In skillet melt butter add onion and seasonings. Cook for about 10-15 minutes
Then add shallot and garlic mixing well and let cook for about 5 minutes before adding peppers.
Cook peppers for additional 10-15 minutes.
While vegetables cook start pot of water to boil pasta.
In another large skillet heat cooking oil to cook chicken in.
Dredge both sides of the chicken breast in the Everglades Pre Seasoned Breader.
The coating will not be very thick.
If you are wanting a crispier thicker chicken breast do a three step dredge, breader, egg, then back into the breader.
Cook chicken on both sides till internal temp reaches correct temperature.
It does not take long at all if you use the chicken cutlet pieces.
Removed from oil and let rest on a paper towel lined dish.
When vegetables are soft add wine to the skillet with the vegetables let simmer for a few minutes.
Cook pasta in boiling water according to the directions on box. Reserve about 1 cup of pasta water before draining the pasta.
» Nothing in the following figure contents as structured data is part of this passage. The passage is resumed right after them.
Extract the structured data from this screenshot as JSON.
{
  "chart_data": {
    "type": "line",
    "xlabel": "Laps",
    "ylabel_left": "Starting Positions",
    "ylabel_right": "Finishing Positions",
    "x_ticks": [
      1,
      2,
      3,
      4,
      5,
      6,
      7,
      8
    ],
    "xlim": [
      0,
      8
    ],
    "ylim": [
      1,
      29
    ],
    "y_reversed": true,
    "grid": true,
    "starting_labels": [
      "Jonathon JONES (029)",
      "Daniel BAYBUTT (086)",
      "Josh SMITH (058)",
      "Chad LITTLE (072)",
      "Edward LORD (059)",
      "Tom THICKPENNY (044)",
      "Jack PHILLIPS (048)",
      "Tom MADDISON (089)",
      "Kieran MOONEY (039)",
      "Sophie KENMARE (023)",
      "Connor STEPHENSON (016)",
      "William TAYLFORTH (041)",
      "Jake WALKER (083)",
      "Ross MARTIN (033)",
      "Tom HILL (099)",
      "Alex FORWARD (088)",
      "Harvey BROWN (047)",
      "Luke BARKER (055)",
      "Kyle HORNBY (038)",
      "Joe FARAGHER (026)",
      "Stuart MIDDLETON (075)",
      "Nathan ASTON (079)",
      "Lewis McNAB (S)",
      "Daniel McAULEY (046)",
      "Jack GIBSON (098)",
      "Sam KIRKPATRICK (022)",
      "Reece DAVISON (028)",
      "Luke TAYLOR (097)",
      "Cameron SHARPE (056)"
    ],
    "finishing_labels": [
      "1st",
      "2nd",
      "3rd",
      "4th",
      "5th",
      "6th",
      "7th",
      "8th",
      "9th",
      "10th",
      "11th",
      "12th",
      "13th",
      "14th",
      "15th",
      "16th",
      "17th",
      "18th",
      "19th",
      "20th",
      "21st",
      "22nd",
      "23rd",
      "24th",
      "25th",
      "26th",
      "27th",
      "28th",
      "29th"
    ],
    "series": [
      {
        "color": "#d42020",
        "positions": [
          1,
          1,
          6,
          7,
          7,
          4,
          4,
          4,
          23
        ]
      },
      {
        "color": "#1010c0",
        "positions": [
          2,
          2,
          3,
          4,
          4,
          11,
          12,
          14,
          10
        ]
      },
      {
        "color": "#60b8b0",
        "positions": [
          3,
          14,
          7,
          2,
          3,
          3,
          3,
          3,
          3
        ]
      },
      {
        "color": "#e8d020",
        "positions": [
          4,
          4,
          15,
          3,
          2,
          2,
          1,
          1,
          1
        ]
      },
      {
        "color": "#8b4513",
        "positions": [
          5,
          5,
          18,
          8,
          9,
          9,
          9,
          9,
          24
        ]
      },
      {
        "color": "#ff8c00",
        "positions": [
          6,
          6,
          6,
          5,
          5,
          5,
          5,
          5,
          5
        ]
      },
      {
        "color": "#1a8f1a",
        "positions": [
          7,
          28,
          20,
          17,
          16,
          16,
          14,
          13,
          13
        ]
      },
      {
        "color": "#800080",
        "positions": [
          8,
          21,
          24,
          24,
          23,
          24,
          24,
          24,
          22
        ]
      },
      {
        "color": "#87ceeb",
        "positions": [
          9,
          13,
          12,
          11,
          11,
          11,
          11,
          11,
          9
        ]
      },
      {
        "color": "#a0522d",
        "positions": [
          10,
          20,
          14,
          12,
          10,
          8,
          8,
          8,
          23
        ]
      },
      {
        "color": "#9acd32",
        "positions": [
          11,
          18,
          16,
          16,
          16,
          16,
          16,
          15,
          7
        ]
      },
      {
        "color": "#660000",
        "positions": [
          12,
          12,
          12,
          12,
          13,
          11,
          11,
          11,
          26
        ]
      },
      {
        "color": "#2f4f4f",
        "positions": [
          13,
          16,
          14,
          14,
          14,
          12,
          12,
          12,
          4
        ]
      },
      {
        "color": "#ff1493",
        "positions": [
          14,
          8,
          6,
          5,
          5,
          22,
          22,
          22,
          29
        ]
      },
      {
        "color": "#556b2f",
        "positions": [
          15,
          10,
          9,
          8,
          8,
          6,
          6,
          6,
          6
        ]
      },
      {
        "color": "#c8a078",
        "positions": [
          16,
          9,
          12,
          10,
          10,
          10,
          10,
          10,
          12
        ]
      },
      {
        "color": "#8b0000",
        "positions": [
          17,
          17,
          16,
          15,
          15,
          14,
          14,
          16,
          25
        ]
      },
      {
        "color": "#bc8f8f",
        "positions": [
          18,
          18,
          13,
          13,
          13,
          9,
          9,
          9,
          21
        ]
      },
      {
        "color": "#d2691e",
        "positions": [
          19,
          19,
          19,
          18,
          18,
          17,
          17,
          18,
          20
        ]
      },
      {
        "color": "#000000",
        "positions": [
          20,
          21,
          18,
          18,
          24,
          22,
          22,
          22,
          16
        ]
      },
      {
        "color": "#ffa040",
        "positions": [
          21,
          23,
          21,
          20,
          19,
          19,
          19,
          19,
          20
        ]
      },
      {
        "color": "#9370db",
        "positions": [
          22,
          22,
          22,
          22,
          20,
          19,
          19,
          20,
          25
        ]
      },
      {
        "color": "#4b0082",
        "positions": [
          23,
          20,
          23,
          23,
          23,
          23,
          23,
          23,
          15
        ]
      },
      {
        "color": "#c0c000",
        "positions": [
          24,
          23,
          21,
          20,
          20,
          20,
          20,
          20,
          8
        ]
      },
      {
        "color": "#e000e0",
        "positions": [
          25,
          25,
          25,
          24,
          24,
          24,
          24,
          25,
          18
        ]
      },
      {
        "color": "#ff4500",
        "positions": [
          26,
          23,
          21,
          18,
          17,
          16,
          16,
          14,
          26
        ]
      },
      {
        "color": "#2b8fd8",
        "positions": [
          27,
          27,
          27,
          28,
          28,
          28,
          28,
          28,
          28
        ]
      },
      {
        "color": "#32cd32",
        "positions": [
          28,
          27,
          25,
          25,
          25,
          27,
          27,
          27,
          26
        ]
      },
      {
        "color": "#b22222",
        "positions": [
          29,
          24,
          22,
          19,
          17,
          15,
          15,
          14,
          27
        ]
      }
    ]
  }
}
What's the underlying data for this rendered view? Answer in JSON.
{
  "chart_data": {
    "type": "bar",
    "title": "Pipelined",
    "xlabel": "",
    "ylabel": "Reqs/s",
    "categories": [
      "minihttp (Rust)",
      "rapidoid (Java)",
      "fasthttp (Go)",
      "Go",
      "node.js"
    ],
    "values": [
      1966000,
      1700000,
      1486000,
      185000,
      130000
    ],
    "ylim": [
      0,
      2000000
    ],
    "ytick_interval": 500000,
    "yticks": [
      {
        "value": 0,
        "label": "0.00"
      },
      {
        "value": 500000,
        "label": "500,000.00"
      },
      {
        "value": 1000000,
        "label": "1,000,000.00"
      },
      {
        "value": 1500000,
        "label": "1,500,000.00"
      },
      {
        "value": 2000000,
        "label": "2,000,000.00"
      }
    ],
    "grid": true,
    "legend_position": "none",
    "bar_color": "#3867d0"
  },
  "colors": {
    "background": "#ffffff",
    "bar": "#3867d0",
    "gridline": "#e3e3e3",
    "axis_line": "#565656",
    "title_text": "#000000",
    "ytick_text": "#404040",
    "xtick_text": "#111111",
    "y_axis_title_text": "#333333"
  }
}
To vegetable skillet add heavy cream and cook over medium/ low temperature and bring to a simmer.
Add cream cheese and whisk into cream.
Add parmesan cheese and remove pan from heat.
To sauce add pasta water if need to thin the sauce.
You might not need to add the complete 1 cup. We used approximately ½ cup.
When noodles are done add to sauce along with parsley and stir to combine. Top with chicken and extra parmesan. Serve it up and enjoy!!